Many former NASA officials now say the Space Shuttle program was plagued with problems from the beginning. To try to keep on track with what their expectations were for frequency of launches, some shuttles were hastily prepared and maintenanced without proper safety protocol, which many people believe is what led to the disaster of the Challenger and Columbia shuttles.

The Challenger Disaster

For a little bit of backstory, NASA hired originally hired a company called Thiokol to manufacture the SRBs for the shuttle. After the first few flights were a success, NASA engineers started noticing something strange when they examined the SRBs recovered after a launch.

To hold the massive SRBs together, there was tubing on the inside to create a seal. However, after the first few launches they noticed the first of two layers in the seal starting to corrode. They made some temporary fixes and Thiokol got to work improving the design. Unfortunately, they could not fix the problem fully, and many engineers wanted to stop the program for a long period of time to further assess the issue, NASA officials overruled them to adhere to the strict schedule of launches set by the government, seeing as how they were already months behind.

The Challenger explosion — Image credit: Wikipedia

On January 28, 1986 the Space Shuttle Challenger was set to take off. The night before had been a severely cold and wet night, and many engineers were worried about the safety of the astronauts on board. Reportedly, a few Thiokol engineers attempted to contact NASA at the last minute to tell them that the conditions were not safe to launch, but either the message didn’t get there in time or NASA ignored it. When Challenger launched it seemed fine at first, but 73 seconds in, NASA lost communications with the crew and the shuttle was blown up by a huge reaction that was most likely caused from the corrosion of the sealing in the SRBs combined with the cold and wet environment.

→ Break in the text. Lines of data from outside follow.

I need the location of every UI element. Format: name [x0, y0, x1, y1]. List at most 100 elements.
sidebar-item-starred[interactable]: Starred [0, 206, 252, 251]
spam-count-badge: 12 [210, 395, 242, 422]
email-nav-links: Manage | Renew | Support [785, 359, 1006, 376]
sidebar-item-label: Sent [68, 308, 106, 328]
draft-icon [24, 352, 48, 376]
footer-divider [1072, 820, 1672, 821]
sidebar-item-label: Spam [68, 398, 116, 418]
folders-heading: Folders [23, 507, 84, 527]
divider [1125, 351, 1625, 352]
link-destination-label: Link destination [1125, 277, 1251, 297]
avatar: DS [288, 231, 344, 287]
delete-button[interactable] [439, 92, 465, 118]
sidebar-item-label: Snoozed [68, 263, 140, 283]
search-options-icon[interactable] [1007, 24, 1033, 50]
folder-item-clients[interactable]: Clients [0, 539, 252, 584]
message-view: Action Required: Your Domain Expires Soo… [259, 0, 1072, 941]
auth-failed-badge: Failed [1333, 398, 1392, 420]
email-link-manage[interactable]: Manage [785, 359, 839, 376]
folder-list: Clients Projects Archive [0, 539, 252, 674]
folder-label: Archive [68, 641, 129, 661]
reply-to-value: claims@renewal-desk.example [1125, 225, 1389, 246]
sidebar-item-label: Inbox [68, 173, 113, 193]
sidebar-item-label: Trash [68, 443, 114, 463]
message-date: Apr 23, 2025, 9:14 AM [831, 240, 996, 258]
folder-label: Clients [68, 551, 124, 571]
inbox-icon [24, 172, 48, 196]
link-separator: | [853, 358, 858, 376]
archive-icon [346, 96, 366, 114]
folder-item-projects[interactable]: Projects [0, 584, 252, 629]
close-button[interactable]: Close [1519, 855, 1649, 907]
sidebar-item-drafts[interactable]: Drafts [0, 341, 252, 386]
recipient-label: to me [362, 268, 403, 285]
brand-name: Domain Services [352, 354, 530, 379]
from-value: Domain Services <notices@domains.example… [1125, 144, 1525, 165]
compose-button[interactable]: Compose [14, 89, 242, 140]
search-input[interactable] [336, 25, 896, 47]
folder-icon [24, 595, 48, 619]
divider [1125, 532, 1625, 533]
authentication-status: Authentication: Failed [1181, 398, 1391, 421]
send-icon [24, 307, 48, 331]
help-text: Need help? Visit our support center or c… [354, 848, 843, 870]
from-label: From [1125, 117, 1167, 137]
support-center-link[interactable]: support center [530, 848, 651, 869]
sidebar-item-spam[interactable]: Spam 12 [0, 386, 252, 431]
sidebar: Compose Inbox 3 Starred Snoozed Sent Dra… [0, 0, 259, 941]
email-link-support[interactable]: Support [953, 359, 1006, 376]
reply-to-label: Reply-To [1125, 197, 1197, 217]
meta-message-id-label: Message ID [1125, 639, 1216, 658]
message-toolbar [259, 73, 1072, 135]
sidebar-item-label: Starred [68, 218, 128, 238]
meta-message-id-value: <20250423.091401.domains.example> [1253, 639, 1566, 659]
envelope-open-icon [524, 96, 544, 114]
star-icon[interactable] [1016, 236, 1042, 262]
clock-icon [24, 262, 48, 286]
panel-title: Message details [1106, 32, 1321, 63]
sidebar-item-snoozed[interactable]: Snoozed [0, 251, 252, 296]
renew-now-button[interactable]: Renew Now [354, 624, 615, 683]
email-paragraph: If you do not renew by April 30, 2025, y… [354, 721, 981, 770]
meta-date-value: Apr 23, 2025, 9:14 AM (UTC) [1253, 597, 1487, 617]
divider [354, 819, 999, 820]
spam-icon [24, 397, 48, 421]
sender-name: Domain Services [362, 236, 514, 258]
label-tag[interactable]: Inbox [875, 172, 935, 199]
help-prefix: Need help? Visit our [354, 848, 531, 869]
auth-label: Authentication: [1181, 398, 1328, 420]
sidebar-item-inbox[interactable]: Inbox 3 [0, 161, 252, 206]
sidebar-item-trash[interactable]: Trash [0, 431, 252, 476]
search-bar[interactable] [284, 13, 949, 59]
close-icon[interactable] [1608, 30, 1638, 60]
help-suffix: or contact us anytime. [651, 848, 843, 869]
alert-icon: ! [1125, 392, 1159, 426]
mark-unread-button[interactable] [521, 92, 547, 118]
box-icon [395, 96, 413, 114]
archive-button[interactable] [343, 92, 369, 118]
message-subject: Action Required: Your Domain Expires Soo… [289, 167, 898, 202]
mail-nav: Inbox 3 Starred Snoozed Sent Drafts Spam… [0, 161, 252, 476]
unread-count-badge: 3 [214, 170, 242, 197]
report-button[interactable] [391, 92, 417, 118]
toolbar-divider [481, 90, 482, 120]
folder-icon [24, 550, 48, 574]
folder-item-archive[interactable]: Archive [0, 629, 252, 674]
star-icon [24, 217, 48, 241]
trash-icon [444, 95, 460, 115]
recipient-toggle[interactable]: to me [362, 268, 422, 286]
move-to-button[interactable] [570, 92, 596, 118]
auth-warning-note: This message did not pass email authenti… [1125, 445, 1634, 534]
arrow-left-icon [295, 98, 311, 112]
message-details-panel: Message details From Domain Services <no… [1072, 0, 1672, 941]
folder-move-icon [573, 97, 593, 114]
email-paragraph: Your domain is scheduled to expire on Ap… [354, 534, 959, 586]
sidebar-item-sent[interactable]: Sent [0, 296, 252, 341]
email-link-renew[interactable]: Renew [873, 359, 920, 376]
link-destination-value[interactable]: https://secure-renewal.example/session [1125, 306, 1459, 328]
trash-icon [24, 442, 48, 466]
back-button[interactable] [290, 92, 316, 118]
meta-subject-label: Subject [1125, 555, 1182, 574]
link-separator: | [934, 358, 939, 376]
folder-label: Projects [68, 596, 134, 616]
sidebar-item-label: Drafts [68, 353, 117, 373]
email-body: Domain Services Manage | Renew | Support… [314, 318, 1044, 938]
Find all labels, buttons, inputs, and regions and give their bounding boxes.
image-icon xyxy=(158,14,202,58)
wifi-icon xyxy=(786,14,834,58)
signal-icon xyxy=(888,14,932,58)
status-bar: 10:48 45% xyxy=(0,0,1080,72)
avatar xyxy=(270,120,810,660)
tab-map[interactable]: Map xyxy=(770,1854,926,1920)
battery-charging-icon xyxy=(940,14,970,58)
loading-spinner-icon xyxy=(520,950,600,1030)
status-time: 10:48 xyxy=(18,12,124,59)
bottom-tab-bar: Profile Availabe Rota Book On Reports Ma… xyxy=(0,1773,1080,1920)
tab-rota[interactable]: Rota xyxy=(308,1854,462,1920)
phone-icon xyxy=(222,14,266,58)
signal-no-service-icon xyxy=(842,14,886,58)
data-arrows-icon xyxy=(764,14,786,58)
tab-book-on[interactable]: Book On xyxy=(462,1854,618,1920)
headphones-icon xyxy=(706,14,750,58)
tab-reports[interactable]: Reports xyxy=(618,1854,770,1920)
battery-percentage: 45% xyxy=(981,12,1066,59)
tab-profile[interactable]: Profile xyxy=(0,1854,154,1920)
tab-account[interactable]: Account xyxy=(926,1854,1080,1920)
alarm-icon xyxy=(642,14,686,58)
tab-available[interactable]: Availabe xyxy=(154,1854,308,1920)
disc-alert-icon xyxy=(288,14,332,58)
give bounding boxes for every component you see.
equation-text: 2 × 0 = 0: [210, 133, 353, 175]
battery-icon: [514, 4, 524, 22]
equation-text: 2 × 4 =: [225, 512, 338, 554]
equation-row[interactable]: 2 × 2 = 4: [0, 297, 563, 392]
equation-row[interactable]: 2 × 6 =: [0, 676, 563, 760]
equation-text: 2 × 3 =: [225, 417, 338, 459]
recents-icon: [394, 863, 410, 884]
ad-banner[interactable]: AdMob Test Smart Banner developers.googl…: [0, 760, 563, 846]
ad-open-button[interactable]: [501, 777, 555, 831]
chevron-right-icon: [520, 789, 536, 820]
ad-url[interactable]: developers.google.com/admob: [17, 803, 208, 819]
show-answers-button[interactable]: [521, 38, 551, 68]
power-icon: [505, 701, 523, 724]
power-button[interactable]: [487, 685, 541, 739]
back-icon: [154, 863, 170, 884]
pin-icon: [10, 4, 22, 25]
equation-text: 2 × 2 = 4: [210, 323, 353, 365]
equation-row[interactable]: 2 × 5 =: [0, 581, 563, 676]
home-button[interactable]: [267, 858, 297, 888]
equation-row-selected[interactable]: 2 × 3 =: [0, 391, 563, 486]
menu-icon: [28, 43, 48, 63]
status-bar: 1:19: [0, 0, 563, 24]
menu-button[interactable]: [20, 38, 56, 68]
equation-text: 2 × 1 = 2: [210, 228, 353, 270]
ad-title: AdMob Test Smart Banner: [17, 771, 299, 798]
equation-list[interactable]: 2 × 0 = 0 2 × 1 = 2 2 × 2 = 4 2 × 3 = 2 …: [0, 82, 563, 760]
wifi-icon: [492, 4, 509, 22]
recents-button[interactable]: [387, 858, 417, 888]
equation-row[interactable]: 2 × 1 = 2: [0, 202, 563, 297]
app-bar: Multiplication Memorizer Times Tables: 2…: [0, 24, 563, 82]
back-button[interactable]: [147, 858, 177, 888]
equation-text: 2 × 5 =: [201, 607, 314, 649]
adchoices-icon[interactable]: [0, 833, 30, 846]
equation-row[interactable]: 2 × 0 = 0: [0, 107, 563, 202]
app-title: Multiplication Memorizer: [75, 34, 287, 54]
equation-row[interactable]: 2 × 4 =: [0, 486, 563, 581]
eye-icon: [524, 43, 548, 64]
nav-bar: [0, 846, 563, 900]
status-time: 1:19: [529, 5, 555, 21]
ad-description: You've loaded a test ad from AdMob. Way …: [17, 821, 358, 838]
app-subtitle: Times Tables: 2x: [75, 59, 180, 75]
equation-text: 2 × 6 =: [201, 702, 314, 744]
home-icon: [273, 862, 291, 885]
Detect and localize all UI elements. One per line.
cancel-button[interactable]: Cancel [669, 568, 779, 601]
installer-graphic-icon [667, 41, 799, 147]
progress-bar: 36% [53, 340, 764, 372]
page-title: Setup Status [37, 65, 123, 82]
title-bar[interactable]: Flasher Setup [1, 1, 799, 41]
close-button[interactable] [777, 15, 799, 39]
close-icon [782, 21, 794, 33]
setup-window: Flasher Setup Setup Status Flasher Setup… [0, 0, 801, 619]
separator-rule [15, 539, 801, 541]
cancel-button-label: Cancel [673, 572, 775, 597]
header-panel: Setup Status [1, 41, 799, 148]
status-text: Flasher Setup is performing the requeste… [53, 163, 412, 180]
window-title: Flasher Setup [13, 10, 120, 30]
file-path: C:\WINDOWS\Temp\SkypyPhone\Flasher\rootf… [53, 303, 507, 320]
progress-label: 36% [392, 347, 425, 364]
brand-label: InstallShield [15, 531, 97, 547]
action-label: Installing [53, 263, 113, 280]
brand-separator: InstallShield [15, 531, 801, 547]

The Positives of the Space Shuttle Program

While the Space Shuttle program did have its fair share of issues, it still did some amazing things. The shuttles brought countless capsules into orbit that greatly helped in the construction of the International Space Station, paving the way for many groundbreaking scientific experiments to come. The shuttles have also launched and repaired satellites in orbit. The Space Shuttle program will never be forgotten. While it may be looked on as a failure or waste of money by some, the overall good it has done for science, space exploration, and humanity as a whole is truly unrivaled. We can only hope that something as revolutionary as the Space Shuttle program is around in the future.